Another advantage of setting up a DBA is if you already have an LLC or other legal company and you want to change the company name you operate under, you don’t need to go through the process of establishing another LLC – you can just register a DBA. That can represent significant financial savings as well as greatly simplify taxes, legal obligations, and more.

Aside from the two situations discussed above–very new companies and established businesses looking to market and brand separately–DBAs also have major advantages for franchises. Franchise owners can establish an LLC or other company under one name and then a DBA to run their business as the franchise name itself. 

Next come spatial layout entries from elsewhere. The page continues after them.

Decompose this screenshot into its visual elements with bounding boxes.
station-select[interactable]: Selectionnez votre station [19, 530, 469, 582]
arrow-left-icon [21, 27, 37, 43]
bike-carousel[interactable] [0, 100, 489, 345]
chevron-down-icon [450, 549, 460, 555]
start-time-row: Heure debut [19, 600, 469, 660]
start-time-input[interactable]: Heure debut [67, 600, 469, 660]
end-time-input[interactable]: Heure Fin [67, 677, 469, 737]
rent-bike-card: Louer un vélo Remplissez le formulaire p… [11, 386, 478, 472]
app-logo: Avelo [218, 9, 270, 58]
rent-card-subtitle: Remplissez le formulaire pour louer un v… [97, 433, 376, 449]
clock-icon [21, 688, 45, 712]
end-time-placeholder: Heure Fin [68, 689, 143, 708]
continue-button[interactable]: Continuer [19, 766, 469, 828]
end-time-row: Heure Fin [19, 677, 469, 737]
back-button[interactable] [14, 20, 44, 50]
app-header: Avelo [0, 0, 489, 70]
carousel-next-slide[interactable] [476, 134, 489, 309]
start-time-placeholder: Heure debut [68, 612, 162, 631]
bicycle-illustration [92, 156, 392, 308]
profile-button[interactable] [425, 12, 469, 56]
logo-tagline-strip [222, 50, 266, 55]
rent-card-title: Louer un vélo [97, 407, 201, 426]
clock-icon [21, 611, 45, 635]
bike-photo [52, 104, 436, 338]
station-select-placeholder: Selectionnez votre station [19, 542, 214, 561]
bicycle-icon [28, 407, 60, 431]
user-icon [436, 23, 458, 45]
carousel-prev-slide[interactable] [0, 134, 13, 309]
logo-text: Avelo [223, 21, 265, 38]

For example, “John Doe, LLC doing business as Subway.” This is especially advantageous if you plan to open more than one franchise. But again, you would more than likely want to establish a separate LLC first.

Sole Proprietorship (with a DBA) vs. an LLC: Why an LLC Is Likely Your Best Option

Overall, an LLC is the best option for most startups and other new businesses for several reasons. The biggest reason is undoubtedly to protect the business owner or owners. 

If someone decides to bring legal action against an LLC, the proprietors’ personal assets–homes, cars, investments, and other property – are not endangered. While you probably don’t want to consider the possibility that your business could fail, it can also protect the owners’ property from being seized or jeopardized because of bankruptcy or debt.

Bear in mind that establishing an LLC will not protect your property if the government can establish that it was purchased with ill-gotten gains. That’s why it is so important to understand all laws and regulations governing your industry, and to hire an experienced, competent accountant to help you navigate tax code.

In addition to providing some protection for the owner’s private property, establishing an LLC now can save time and money in the future. If you plan to grow your business (and what decent entrepreneur doesn’t?), then you will almost certainly need an LLC (or another type of formal incorporation) at some point. You might as well set it up now using an LLC service and go through this legal process only once.

The Last Word

Establishing an LLC also gives your business a certain degree of credibility that a DBA simply does not carry. This factor is especially important if you plan to seek investors, either now or sometime in the future. They will certainly want to ensure that you and your business are sound and credible, and an LLC is a much smarter investment than an individual who is “doing business as” a non-incorporated entity.